Kıbrıs’tan biraz kısım turunç gelmişti, çocukluk evimizin bahçesinden de hasat geldiği bir gün atölyeye Nursen Teyze uğradı.
Nursen Teyze kim diye sorarsanız, 68 yaşında bir yemek dâhisi. Çok takip edilen bir bloğu var. Şimdi kendisiyle bulgur üzerine bir kitap çıkarıyoruz. Son hazırlıkları için geldiği atölyemizde o kadar turunç görünce “Yavrucum bunları şöyle yapın, böyle yapın” derken ben “Fikir sahibinin elinden çıksın, ben de herkesle bu güzellikleri paylaşayım!” dedim. İşte onun elinden dört çeşit turunç reçel ve marmelat tarifi.
Aklımı başımdan alan, fotoğrafta en koyu renkte gördüğünüz sadece kabuğunu rendeleyerek yapılan püre şeklindeki turunç marmeladı. Bundan nefis bir cheese cake yapmak, biraz acıyla karıştırıp bir tavuk yemeğinde kullanmak için sabırsızlanıyorum. Bütün turuncu ikiye bölerek yaptığımız reçeli de Güngör Uras’a armağan etmek istiyorum.
Tüm reçel severlere, turunca dudak bükenlere, ne olduğunu tam olarak bilmeyenlere esin kaynağı olması dileğile... 31 çeşiti ülkemizde yetişen turunç etrafında bir tur.
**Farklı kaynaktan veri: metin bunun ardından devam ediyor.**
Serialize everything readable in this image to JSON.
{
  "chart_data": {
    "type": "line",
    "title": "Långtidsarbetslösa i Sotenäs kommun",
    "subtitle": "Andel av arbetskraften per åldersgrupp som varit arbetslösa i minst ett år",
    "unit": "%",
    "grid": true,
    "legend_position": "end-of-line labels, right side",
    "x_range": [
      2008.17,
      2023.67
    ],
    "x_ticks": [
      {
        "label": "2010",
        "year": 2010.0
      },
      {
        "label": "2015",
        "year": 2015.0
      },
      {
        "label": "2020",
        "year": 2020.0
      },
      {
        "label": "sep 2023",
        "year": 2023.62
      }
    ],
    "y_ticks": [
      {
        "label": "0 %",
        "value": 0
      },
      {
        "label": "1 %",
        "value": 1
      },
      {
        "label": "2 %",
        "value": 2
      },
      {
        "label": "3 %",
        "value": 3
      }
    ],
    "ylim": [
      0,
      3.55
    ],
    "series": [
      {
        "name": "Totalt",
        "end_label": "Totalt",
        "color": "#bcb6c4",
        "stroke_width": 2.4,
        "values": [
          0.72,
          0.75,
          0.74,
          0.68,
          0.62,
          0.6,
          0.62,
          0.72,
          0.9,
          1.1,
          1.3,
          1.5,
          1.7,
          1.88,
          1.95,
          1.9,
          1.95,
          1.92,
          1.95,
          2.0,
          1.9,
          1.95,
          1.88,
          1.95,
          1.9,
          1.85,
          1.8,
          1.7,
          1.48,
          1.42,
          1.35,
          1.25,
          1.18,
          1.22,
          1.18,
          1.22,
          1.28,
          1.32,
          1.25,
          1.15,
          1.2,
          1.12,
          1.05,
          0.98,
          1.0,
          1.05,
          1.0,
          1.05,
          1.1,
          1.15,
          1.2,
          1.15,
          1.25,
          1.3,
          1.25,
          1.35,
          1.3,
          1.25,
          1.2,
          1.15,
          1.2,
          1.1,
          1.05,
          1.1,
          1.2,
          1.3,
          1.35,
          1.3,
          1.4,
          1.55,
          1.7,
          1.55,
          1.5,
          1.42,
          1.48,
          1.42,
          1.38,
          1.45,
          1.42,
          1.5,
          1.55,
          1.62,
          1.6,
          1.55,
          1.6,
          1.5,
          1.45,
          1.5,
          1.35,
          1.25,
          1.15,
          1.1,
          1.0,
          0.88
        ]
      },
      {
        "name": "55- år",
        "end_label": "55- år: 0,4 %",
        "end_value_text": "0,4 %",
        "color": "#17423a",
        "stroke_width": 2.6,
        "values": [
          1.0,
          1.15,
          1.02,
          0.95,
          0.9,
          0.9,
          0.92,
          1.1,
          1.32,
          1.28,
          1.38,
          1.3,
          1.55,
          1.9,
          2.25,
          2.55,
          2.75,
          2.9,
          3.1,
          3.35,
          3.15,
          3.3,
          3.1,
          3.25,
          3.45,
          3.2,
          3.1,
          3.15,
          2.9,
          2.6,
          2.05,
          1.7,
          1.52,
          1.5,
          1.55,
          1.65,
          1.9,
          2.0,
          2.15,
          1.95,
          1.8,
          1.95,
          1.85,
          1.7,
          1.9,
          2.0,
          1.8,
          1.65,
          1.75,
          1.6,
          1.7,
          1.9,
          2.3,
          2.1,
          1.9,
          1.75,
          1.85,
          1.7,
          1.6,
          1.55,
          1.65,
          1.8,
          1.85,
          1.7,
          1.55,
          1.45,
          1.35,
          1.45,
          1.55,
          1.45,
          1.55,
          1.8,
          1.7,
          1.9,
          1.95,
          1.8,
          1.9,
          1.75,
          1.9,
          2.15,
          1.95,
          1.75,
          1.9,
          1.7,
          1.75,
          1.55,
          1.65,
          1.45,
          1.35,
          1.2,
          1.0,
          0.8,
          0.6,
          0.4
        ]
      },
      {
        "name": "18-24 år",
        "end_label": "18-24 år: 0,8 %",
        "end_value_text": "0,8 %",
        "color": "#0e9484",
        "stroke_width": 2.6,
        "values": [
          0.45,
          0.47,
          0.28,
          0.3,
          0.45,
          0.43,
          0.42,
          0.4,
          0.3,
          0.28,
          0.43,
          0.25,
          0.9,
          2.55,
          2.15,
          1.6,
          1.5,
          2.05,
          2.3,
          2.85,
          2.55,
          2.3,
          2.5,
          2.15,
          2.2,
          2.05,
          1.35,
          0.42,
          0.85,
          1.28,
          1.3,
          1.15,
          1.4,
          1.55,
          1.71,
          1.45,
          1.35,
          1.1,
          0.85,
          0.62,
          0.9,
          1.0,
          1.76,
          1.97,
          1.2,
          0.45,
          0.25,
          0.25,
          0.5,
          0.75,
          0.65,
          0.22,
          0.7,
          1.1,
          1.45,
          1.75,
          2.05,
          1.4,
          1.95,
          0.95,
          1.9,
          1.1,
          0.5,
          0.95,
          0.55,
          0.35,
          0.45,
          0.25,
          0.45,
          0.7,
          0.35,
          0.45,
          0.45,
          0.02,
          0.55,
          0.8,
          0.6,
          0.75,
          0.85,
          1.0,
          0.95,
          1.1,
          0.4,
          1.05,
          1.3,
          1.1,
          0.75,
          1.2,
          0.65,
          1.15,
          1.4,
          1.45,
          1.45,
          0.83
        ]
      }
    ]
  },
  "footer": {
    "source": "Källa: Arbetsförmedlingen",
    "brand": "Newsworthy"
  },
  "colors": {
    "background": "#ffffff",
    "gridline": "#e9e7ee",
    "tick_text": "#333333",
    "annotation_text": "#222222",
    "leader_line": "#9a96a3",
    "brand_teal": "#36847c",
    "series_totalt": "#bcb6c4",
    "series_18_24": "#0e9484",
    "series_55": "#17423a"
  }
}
MARMELADIMSI TURUNÇ REÇELİ
Marmeladımsı çünkü kırpık kırpık taneli turunç reçeli olduğundan kendisini arada bir yere koyuyor. Beş turuncu yıkayıp, dış kısmının tamamını rendeleyin. Rendelenmiş kısımları marmelat tarifi için ayırabilirsiniz. Turunçları tekrar yıkayıp sularını sıkın. Çıkan suyu buzdolabında bekletin. Sıkılan turunçların içini temizledikten sonra tencereye alın, üzerini geçecek kadar su dökün ve 30-35 dakika haşlayın. Sonra suyunu süzüp taze suyla beş dakika daha haşlayın. Ateşten alın, soğumaya bırakın.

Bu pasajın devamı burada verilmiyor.